Here's How The Louisville Slugger Got Its Name

When you hear the word slugger, you're likely thinking of baseball (or even softball). So obviously, the Louisville Slugger is a reference to a baseball great hailing from the state of Kentucky. That legend was Pete Browning — a professional baseball player who was shining on the diamond field in the late 19th century.

Born Louis Rogers Browning on June 17, 1861 in Louisville, Kentucky, Browning was the last of eight children by his parents, Samuel and Mary Jane. He started playing the game of baseball at a young age and by the time he was a teenager, he was a minor league baseball player. Immediately, his talents on the field were recognized. Browning became known for his right hand, and was also quickly noted for his slugging skills. His big break would come in 1882 when he officially joined the big leagues. When the Major League Baseball (MLB) signed him on that year, he played for his hometown team — Louisville Eclipse (via Baseball Almanac).

His sports career would be nothing short of decorated. Browning earned himself three batting titles as athlete (per Baseball Past and Present), and the Hall of Famer is known as one of the greatest baseball players of all time.

How the Slugger got its name

In his career, Browning (above) played for six MLB teams, but it was his time on the Eclipse that solidified one of the nicknames he would earn. He was often called Gladiator (via MLB), but his other moniker, "The Louisville Slugger," is what history remembers him by.

According to Slugger Museum, it was 1884 and the standout player happened to break his bat during a game. In the crowd was bat-maker Bud Hillerich. Hillerich, a baseball fanatic and the son of a German woodworker, witnessed the bat-shatter moment. Impressed, he offered to make Browning a custom bat specifically for him, something that could withstand the Slugger's batting style.

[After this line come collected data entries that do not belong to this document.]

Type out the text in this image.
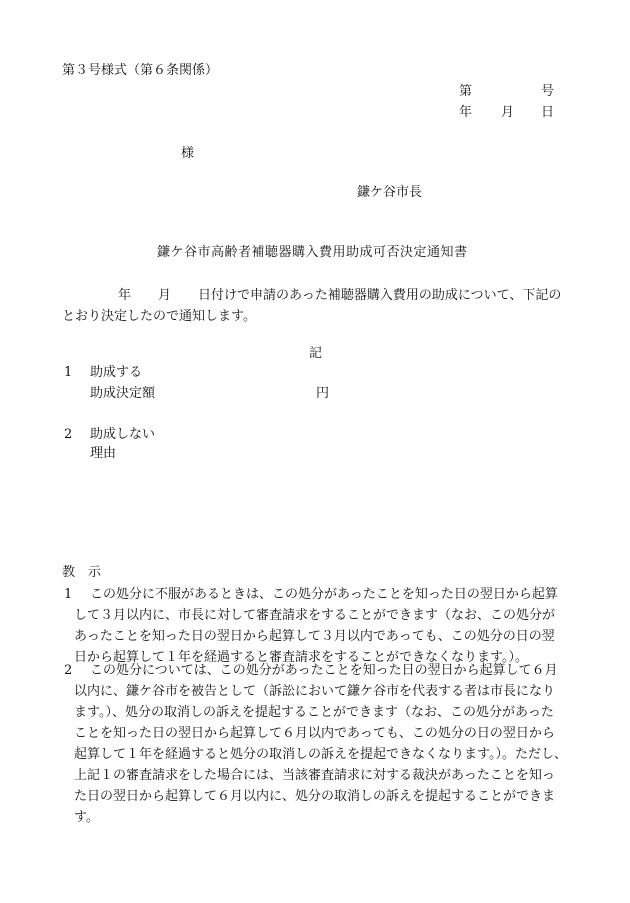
第３号様式（第６条関係）
第	号
年 月 日
様
鎌ケ谷市長
鎌ケ谷市高齢者補聴器購入費用助成可否決定通知書
年 月 日付けで申請のあった補聴器購入費用の助成について、下記の
とおり決定したので通知します。
記
1 助成する
助成決定額	円
2 助成しない
理由
教　示
1 この処分に不服があるときは、この処分があったことを知った日の翌日から起算
して３月以内に、市長に対して審査請求をすることができます（なお、この処分が
あったことを知った日の翌日から起算して３月以内であっても、この処分の日の翌
日から起算して１年を経過すると審査請求をすることができなくなります。）。
2 この処分については、この処分があったことを知った日の翌日から起算して６月
以内に、鎌ケ谷市を被告として（訴訟において鎌ケ谷市を代表する者は市長になり
ます。）、処分の取消しの訴えを提起することができます（なお、この処分があった
ことを知った日の翌日から起算して６月以内であっても、この処分の日の翌日から
起算して１年を経過すると処分の取消しの訴えを提起できなくなります。）。ただし、
上記１の審査請求をした場合には、当該審査請求に対する裁決があったことを知っ
た日の翌日から起算して６月以内に、処分の取消しの訴えを提起することができま
す。
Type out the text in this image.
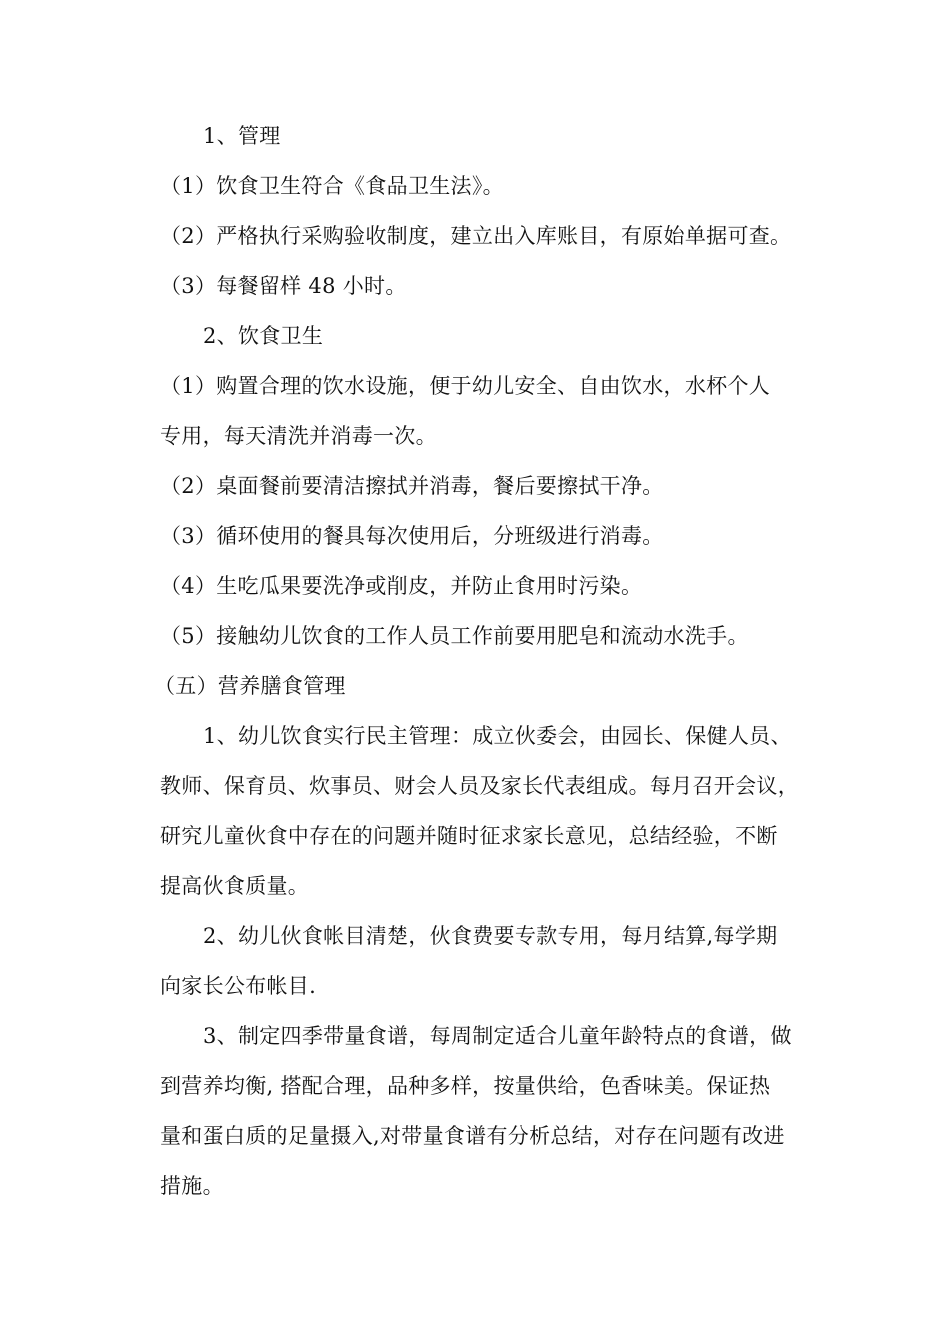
1、管理
（1）饮食卫生符合《食品卫生法》。
（2）严格执行采购验收制度，建立出入库账目，有原始单据可查。
（3）每餐留样 48 小时。
2、饮食卫生
（1）购置合理的饮水设施，便于幼儿安全、自由饮水，水杯个人
专用，每天清洗并消毒一次。
（2）桌面餐前要清洁擦拭并消毒，餐后要擦拭干净。
（3）循环使用的餐具每次使用后，分班级进行消毒。
（4）生吃瓜果要洗净或削皮，并防止食用时污染。
（5）接触幼儿饮食的工作人员工作前要用肥皂和流动水洗手。
（五）营养膳食管理
1、幼儿饮食实行民主管理：成立伙委会，由园长、保健人员、
教师、保育员、炊事员、财会人员及家长代表组成。每月召开会议，
研究儿童伙食中存在的问题并随时征求家长意见，总结经验，不断
提高伙食质量。
2、幼儿伙食帐目清楚，伙食费要专款专用，每月结算,每学期
向家长公布帐目.
3、制定四季带量食谱，每周制定适合儿童年龄特点的食谱，做
到营养均衡, 搭配合理，品种多样，按量供给，色香味美。保证热
量和蛋白质的足量摄入,对带量食谱有分析总结，对存在问题有改进
措施。
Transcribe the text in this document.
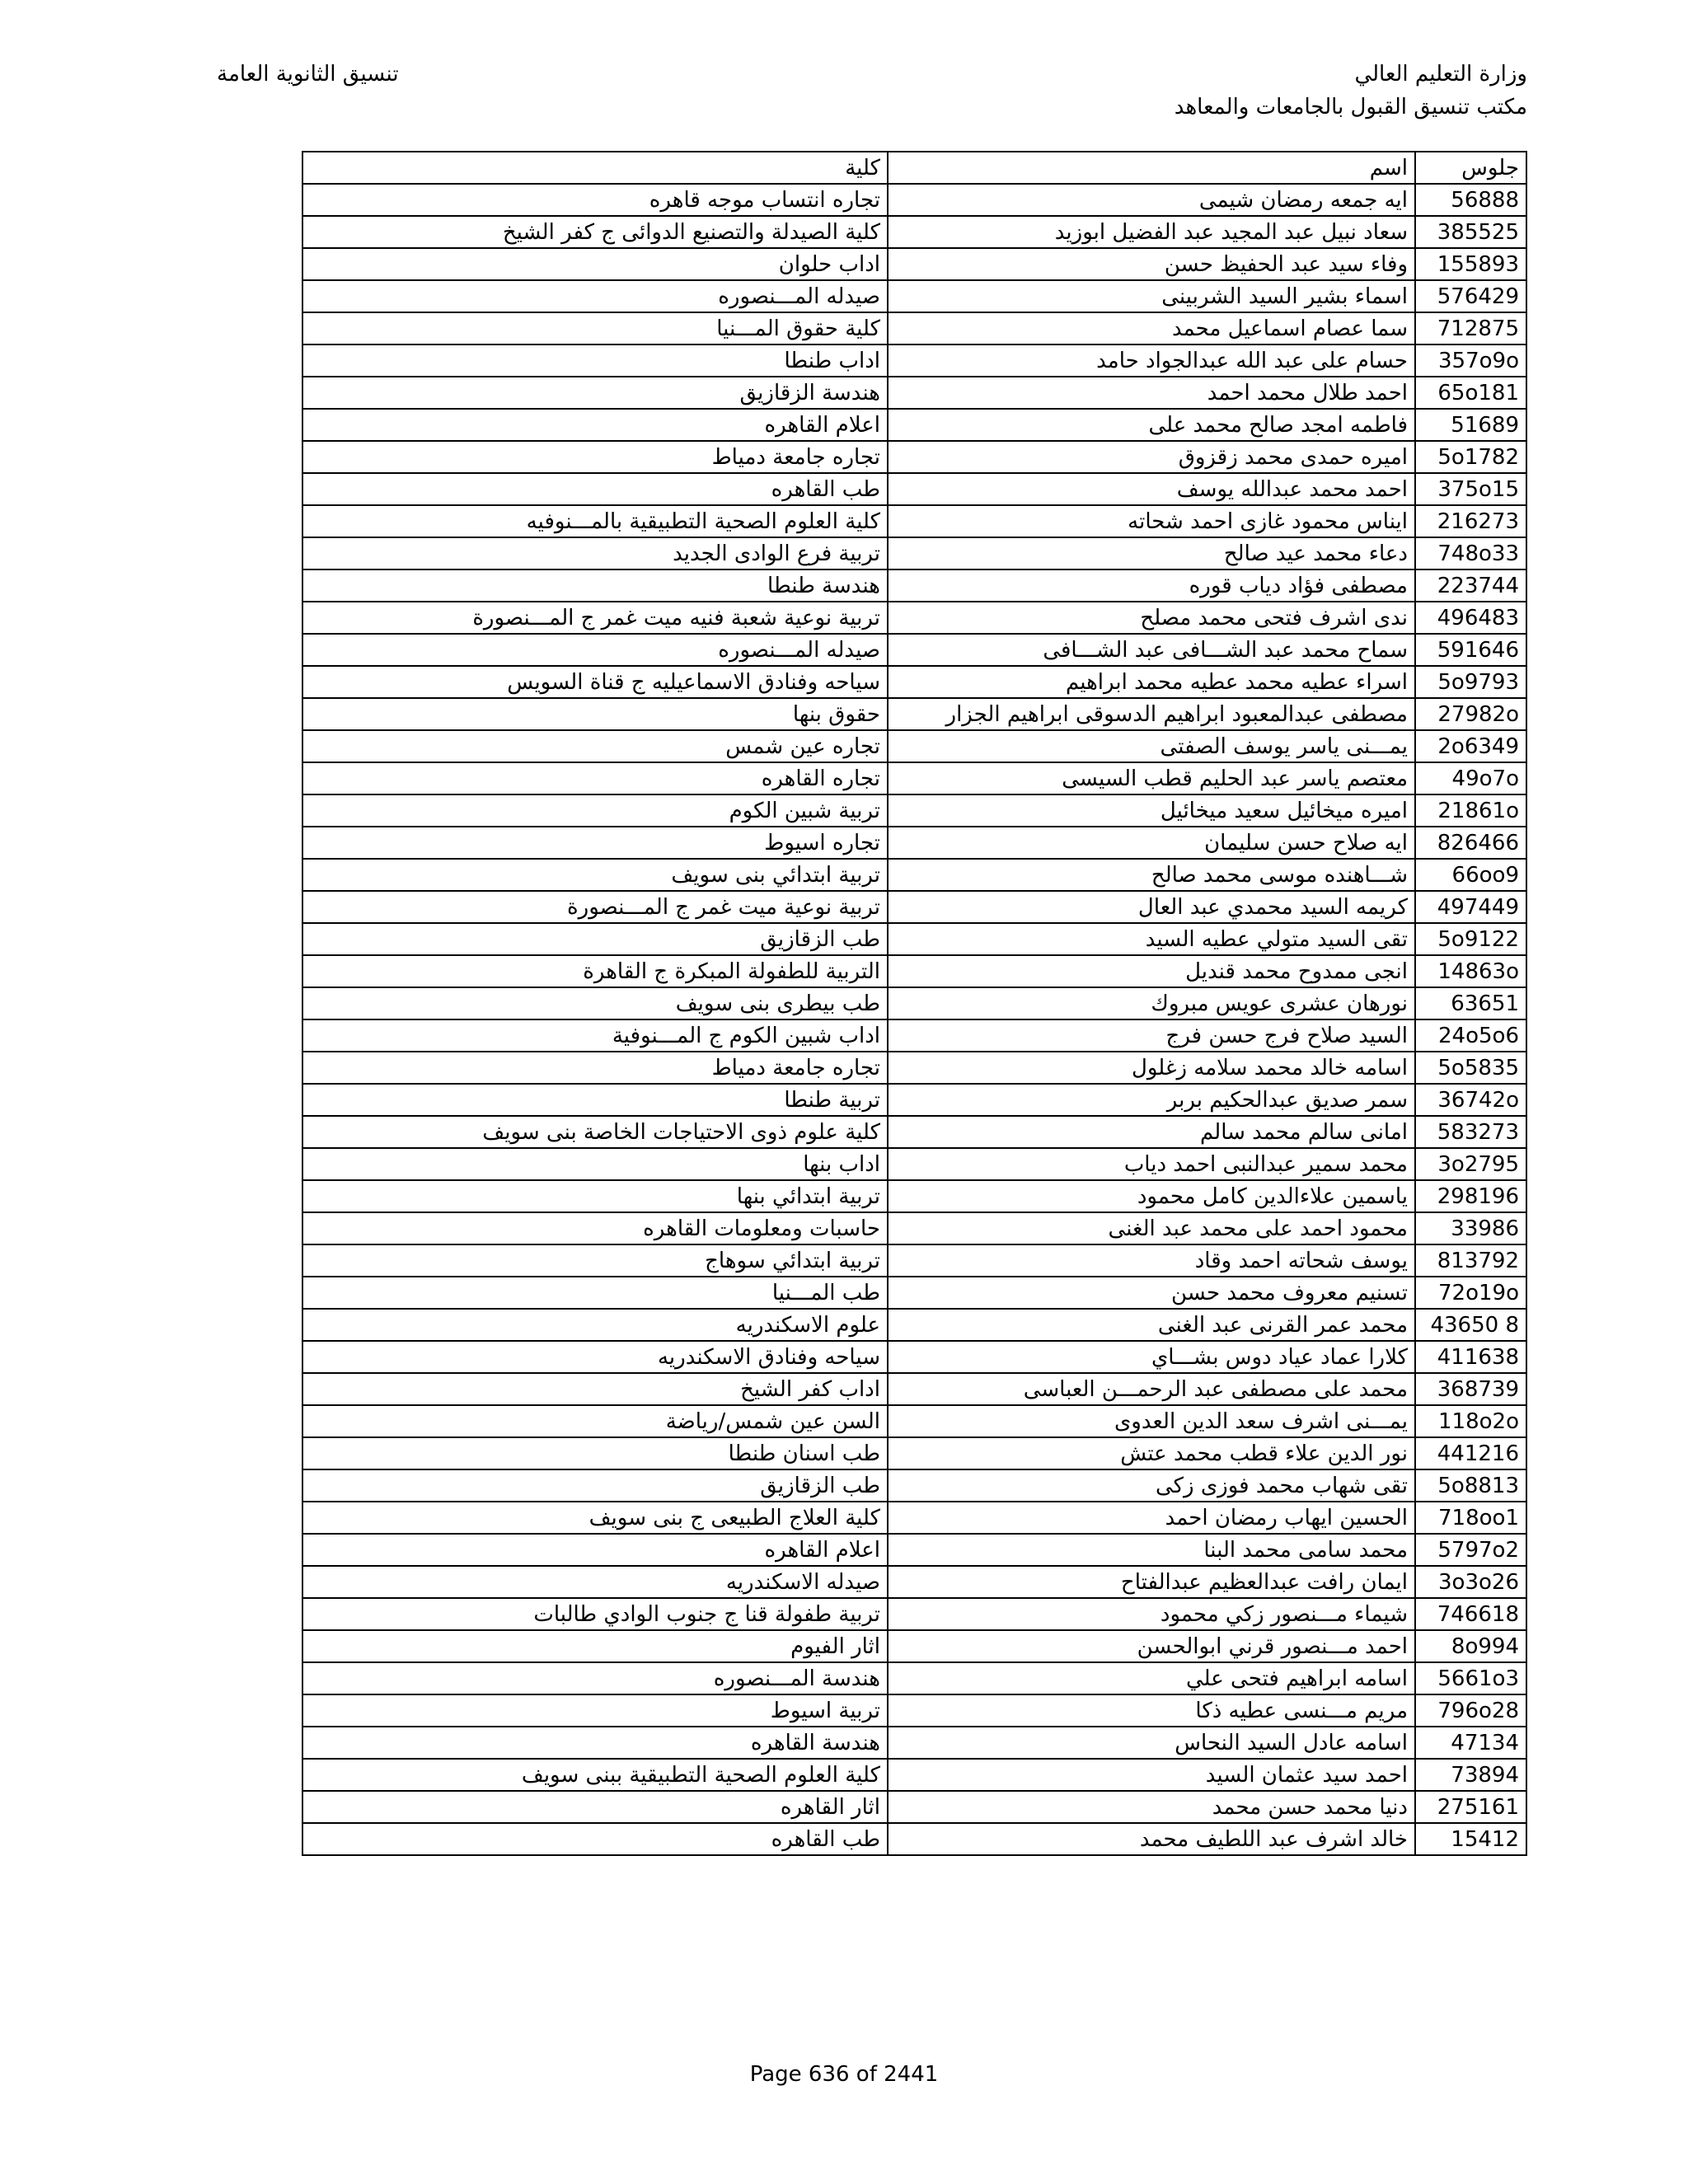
وزارة التعليم العالي
مكتب تنسيق القبول بالجامعات والمعاهد
تنسيق الثانوية العامة
جلوس	اسم	كلية
56888	ايه جمعه رمضان شيمى	تجاره انتساب موجه قاهره
385525	سعاد نبيل عبد المجيد عبد الفضيل ابوزيد	كلية الصيدلة والتصنيع الدوائى ج كفر الشيخ
155893	وفاء سيد عبد الحفيظ حسن	اداب حلوان
576429	اسماء بشير السيد الشربينى	صيدله المـــنصوره
712875	سما عصام اسماعيل محمد	كلية حقوق المـــنيا
357o9o	حسام على عبد الله عبدالجواد حامد	اداب طنطا
65o181	احمد طلال محمد احمد	هندسة الزقازيق
51689	فاطمه امجد صالح محمد على	اعلام القاهره
5o1782	اميره حمدى محمد زقزوق	تجاره جامعة دمياط
375o15	احمد محمد عبدالله يوسف	طب القاهره
216273	ايناس محمود غازى احمد شحاته	كلية العلوم الصحية التطبيقية بالمـــنوفيه
748o33	دعاء محمد عيد صالح	تربية فرع الوادى الجديد
223744	مصطفى فؤاد دياب قوره	هندسة طنطا
496483	ندى اشرف فتحى محمد مصلح	تربية نوعية شعبة فنيه ميت غمر ج المـــنصورة
591646	سماح محمد عبد الشـــافى عبد الشـــافى	صيدله المـــنصوره
5o9793	اسراء عطيه محمد عطيه محمد ابراهيم	سياحه وفنادق الاسماعيليه ج قناة السويس
27982o	مصطفى عبدالمعبود ابراهيم الدسوقى ابراهيم الجزار	حقوق بنها
2o6349	يمـــنى ياسر يوسف الصفتى	تجاره عين شمس
49o7o	معتصم ياسر عبد الحليم قطب السيسى	تجاره القاهره
21861o	اميره ميخائيل سعيد ميخائيل	تربية شبين الكوم
826466	ايه صلاح حسن سليمان	تجاره اسيوط
66oo9	شـــاهنده موسى محمد صالح	تربية ابتدائي بنى سويف
497449	كريمه السيد محمدي عبد العال	تربية نوعية ميت غمر ج المـــنصورة
5o9122	تقى السيد متولي عطيه السيد	طب الزقازيق
14863o	انجى ممدوح محمد قنديل	التربية للطفولة المبكرة ج القاهرة
63651	نورهان عشرى عويس مبروك	طب بيطرى بنى سويف
24o5o6	السيد صلاح فرج حسن فرج	اداب شبين الكوم ج المـــنوفية
5o5835	اسامه خالد محمد سلامه زغلول	تجاره جامعة دمياط
36742o	سمر صديق عبدالحكيم بربر	تربية طنطا
583273	امانى سالم محمد سالم	كلية علوم ذوى الاحتياجات الخاصة بنى سويف
3o2795	محمد سمير عبدالنبى احمد دياب	اداب بنها
298196	ياسمين علاءالدين كامل محمود	تربية ابتدائي بنها
33986	محمود احمد على محمد عبد الغنى	حاسبات ومعلومات القاهره
813792	يوسف شحاته احمد وقاد	تربية ابتدائي سوهاج
72o19o	تسنيم معروف محمد حسن	طب المـــنيا
43650 8	محمد عمر القرنى عبد الغنى	علوم الاسكندريه
411638	كلارا عماد عياد دوس بشـــاي	سياحه وفنادق الاسكندريه
368739	محمد على مصطفى عبد الرحمـــن العباسى	اداب كفر الشيخ
118o2o	يمـــنى اشرف سعد الدين العدوى	السن عين شمس/رياضة
441216	نور الدين علاء قطب محمد عتش	طب اسنان طنطا
5o8813	تقى شهاب محمد فوزى زكى	طب الزقازيق
718oo1	الحسين ايهاب رمضان احمد	كلية العلاج الطبيعى ج بنى سويف
5797o2	محمد سامى محمد البنا	اعلام القاهره
3o3o26	ايمان رافت عبدالعظيم عبدالفتاح	صيدله الاسكندريه
746618	شيماء مـــنصور زكي محمود	تربية طفولة قنا ج جنوب الوادي طالبات
8o994	احمد مـــنصور قرني ابوالحسن	اثار الفيوم
5661o3	اسامه ابراهيم فتحى علي	هندسة المـــنصوره
796o28	مريم مـــنسى عطيه ذكا	تربية اسيوط
47134	اسامه عادل السيد النحاس	هندسة القاهره
73894	احمد سيد عثمان السيد	كلية العلوم الصحية التطبيقية ببنى سويف
275161	دنيا محمد حسن محمد	اثار القاهره
15412	خالد اشرف عبد اللطيف محمد	طب القاهره
Page 636 of 2441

And make it he did. Browning played with one of the first Hillerich-made bats and made three hits at his next game. This particular style of bat would take the name of the man who inspired it, and was also nicknamed "The Louisville Slugger." As a result, a new brand was created and new type of baseball bat was on the market.

Like many great stories — even sports stories — there is some debate today as to whether that particular account is true, per Society for American Baseball Research. Nevertheless, without Browning's notoriety there would probably be no line of Louisville Slugger bats.